Originally donated to the city in 1882, by the local chapter of the Society for the Prevention of Cruelty to Animals, the trough has not been connected to running water since it was moved to its current location, in front of city hall, in the early nineteen-seventies. Today, it serves as a flower planter and unofficial garbage bin. If Josselyn has his way, the trough will someday flow again, for horses and humans alike. “The fountain really hasn’t fallen into disrepair, it’s just fallen into misuse,” he says. “The city has banned bottled water, and presumably that ban means they’ve also banned bottled water for horses. So I think they should make water fountains and horse troughs available. They’re multipurpose. They could be used by large dogs, or even rickshaw drivers—they’re kind of like horses.”
Dating from 1890, a fountain donated to the town of Carleton (now Saint John’s west side) by the Band of Mercy is the only other remaining trough in the city.
A fountain donated by the Polymorphian Society once sat in the city’s Haymarket Square.

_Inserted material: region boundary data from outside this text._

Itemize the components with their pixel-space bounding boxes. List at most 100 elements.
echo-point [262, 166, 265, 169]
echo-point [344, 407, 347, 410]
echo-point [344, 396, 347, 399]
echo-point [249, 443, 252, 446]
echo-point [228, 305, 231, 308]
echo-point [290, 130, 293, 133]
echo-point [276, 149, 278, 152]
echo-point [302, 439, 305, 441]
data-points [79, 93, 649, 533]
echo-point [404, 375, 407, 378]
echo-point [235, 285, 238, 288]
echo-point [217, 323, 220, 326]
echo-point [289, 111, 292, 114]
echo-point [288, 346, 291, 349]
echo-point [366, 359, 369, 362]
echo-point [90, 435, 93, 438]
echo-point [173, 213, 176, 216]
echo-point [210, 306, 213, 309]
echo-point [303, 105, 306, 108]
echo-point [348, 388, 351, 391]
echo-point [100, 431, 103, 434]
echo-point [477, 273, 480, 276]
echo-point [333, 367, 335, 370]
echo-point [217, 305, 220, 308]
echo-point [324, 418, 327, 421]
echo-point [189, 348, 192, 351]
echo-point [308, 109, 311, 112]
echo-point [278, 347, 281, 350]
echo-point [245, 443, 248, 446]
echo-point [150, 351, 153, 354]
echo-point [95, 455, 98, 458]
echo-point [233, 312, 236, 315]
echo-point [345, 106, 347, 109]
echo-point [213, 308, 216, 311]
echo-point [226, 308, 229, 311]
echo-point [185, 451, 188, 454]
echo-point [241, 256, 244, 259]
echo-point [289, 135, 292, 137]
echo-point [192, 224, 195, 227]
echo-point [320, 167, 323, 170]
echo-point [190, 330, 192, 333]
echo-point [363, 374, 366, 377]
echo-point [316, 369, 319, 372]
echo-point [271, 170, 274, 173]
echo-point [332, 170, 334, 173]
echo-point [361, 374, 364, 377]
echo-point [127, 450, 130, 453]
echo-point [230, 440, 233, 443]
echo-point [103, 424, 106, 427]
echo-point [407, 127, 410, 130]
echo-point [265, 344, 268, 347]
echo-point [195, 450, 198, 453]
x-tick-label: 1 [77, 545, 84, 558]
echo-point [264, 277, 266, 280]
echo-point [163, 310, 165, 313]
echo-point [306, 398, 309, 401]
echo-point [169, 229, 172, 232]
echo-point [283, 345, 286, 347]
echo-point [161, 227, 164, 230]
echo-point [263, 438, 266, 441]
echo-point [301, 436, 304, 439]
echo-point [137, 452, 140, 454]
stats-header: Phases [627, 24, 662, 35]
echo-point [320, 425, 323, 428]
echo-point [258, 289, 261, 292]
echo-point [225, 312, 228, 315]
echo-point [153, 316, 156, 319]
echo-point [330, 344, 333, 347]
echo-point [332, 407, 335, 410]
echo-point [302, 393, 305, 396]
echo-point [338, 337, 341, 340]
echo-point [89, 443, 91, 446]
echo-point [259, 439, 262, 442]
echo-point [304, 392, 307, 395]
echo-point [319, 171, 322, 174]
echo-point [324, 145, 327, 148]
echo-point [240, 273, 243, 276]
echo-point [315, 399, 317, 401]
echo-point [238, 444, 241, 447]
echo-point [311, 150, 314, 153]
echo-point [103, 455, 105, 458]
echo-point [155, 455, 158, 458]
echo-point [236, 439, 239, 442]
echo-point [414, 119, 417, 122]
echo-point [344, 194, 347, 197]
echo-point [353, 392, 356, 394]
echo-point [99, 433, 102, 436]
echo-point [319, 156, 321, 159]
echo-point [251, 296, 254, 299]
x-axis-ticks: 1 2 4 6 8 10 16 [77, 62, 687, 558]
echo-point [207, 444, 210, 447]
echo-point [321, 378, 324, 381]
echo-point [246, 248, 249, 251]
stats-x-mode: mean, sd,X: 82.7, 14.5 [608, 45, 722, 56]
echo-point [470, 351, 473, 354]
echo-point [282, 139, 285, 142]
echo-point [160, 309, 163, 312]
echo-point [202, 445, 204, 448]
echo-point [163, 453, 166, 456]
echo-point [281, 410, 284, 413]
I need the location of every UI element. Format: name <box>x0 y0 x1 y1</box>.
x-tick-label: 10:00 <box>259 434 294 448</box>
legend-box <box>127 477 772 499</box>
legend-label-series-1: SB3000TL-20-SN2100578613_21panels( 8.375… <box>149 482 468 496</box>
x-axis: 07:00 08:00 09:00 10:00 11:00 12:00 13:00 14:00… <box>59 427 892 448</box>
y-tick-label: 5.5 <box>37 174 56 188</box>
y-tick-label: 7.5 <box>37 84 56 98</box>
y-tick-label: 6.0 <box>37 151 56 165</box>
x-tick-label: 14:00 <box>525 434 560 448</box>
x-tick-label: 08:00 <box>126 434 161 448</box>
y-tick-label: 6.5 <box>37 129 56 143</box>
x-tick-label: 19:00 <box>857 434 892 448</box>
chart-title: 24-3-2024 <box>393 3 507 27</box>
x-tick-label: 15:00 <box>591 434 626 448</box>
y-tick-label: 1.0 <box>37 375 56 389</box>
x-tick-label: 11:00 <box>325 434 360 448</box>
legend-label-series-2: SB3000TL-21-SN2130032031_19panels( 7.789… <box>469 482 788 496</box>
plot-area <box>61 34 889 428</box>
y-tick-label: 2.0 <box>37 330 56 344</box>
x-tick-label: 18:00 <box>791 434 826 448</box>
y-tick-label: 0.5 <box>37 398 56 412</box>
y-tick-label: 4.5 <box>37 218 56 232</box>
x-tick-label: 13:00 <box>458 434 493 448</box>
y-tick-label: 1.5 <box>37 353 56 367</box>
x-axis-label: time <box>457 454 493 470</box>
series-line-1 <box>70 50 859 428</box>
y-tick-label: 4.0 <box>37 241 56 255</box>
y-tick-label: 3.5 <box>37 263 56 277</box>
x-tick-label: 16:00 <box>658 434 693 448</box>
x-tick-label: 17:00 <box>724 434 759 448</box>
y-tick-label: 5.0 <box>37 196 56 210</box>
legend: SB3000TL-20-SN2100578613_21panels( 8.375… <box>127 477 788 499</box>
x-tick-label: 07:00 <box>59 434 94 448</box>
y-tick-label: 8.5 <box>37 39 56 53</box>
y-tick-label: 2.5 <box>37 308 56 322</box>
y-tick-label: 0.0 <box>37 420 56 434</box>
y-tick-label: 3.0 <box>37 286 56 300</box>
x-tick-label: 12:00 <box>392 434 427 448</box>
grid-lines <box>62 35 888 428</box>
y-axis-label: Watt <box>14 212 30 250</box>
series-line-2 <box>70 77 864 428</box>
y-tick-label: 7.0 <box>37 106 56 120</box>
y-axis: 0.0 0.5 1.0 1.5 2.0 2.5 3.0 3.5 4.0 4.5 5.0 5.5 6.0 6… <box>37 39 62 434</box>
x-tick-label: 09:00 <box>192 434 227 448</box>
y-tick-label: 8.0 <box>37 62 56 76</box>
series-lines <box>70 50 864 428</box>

Although horses gave way to cars some time ago, and the Saint John Police Force has no mounted unit, the port city is not without its equine population. “There are horses that haul around American tourists in fake-looking historical trolleys,” Josselyn says. “The estimated cruise ship traffic in the next five years is three hundred thousand tourists annually. What better to add to the historical experience than a horse just meandering over and maybe taking a drink of water—because, as we know, you can lead a horse to water, but you can’t make it drink. The horse may take a drink. We don’t know.”
To date, the society’s campaign to restore this and the city’s other remaining historical fountain has amounted to little more than a Facebook page, a Twitter feed, and a series of signs stuck into the S.P.C.A. fountain’s flowerbed, featuring the slogan, “HEY—IT’S FOR HORSES!”
“The signs in the trough are to let people know this isn’t a flower planter, and also to remind them that horses can’t drink flowers,” Josselyn says. “Our signs are quite popular. I notice that they keep getting stolen. Or potentially removed by people who think we’re agitators.”
Josselyn says he hopes to step up his campaign soon, possibly through the addition of a Web site. He might even contact a politician.